All the same, it's hard to find good heroes in Cincinnati. So the Cincinnati Business Courier recently announced that it would bestow its greatest honor, the Lifetime Health Care Hero Award, on the 84-year-old Heimlich.

"As journalists at the Business Courier, we realize there are detractors to what Dr. Heimlich has done in the past," says Doug Bolton, the paper's publisher. "His work has been controversial, and we've written about that and we will continue to write about it."

In the meantime, they'll just give him lifetime achievement awards.

But the paper was quick to place the blame, er, credit for Heimlich's honor on a jury of community leaders.
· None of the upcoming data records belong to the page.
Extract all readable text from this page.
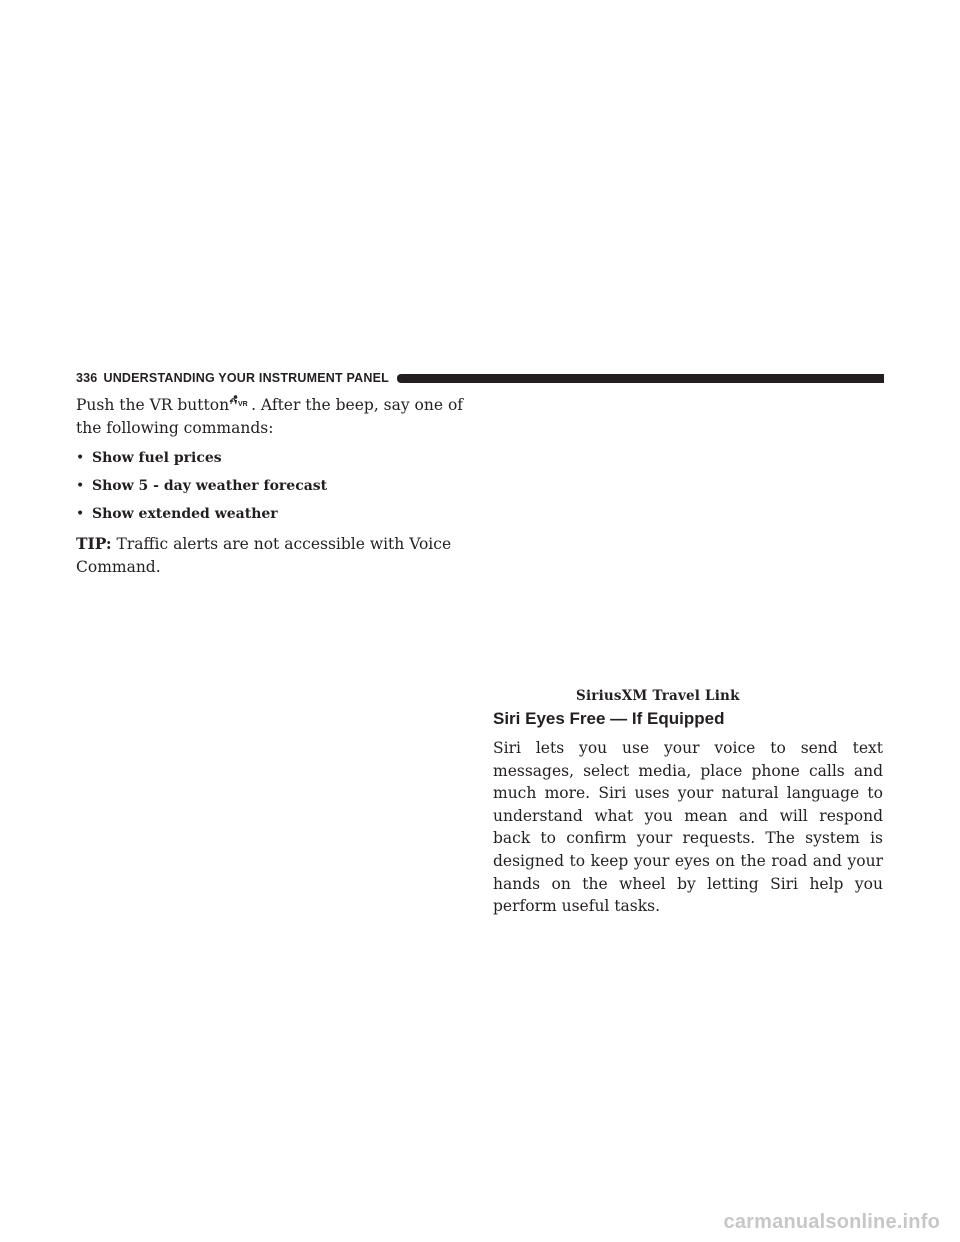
336 UNDERSTANDING YOUR INSTRUMENT PANEL

Push the VR button VR . After the beep, say one of the following commands:

• Show fuel prices
• Show 5 - day weather forecast
• Show extended weather

TIP: Traffic alerts are not accessible with Voice Command.

SiriusXM Travel Link
Siri Eyes Free — If Equipped

Siri lets you use your voice to send text messages, select media, place phone calls and much more. Siri uses your natural language to understand what you mean and will respond back to confirm your requests. The system is designed to keep your eyes on the road and your hands on the wheel by letting Siri help you perform useful tasks.

carmanualsonline.info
"We as journalists don't make those determinations," Bolton says. "We put the program together. The jury pulls those nominations . . . and looks at the contributions of each nominee before deciding on the lifetime hero."

And just who nominated the dubious doctor? His lawyer, Joe Dehner.

A few good tacklers
The hot-pink flier handed out at the new Sprint store in Crocker Park invited Browns fans to "Meet football player Andra Davis Tuesday, December 21 . . . Or just stand there in silent awe."

Well, Sprint got the second part right anyway.

An hour and a half into Davis's scheduled appearance, the pizza had grown cold, and there was still no sign of the linebacker. Sensing growing agitation, DJs from 106.5 desperately tried to fill the void with trivia questions.

"What was the Browns' record this year?" one asked.

"3-10," someone called out.

"No, I'm sorry, it's 3-11," the DJ corrected.

Next question: "Who can name one of the three teams the Browns actually beat this year?"

At 7:30, Davis finally arrived, strolling into the store in a Sean John collection T-shirt. He took the mic reluctantly. "Uh, thanks for coming out," he said. "Sorry about the terrible season."

Afterward, an elementary-school boy was invited to tackle Davis in front of his adoring fans (read: his mother). Taking a deep breath, the boy barreled into Davis, and the linebacker indulgently stepped backward.

After taking a brief moment to recover, Davis turned to the boy and said, "Well, you're already better than a lot of people on the team."

Dick Goddard: Machine
Cleveland news channels are in a Cold War frenzy to build the baddest weather-detection machine. Problem is, most people think a Doppler is something yuppies put in their cappuccino. And none of these heavy armaments can compete with Fox 8's secret weapon: Dick Goddard and his woolly bears.

Goddard, the station's weatherman for the past 163 years, still prefers to predict winter weather by looking at the band of orange fur on the back of woolly bears. The less orange in the middle, the more snow for the region. "The caterpillars beat the computers over the last two years," says Goddard. While the data predicted mild winters, his woodland associates suggested otherwise, and they were right.

This winter's forecast: "The woolly bears are saying that temps this year won't be that far from normal. We'll probably get 62 inches of snow total."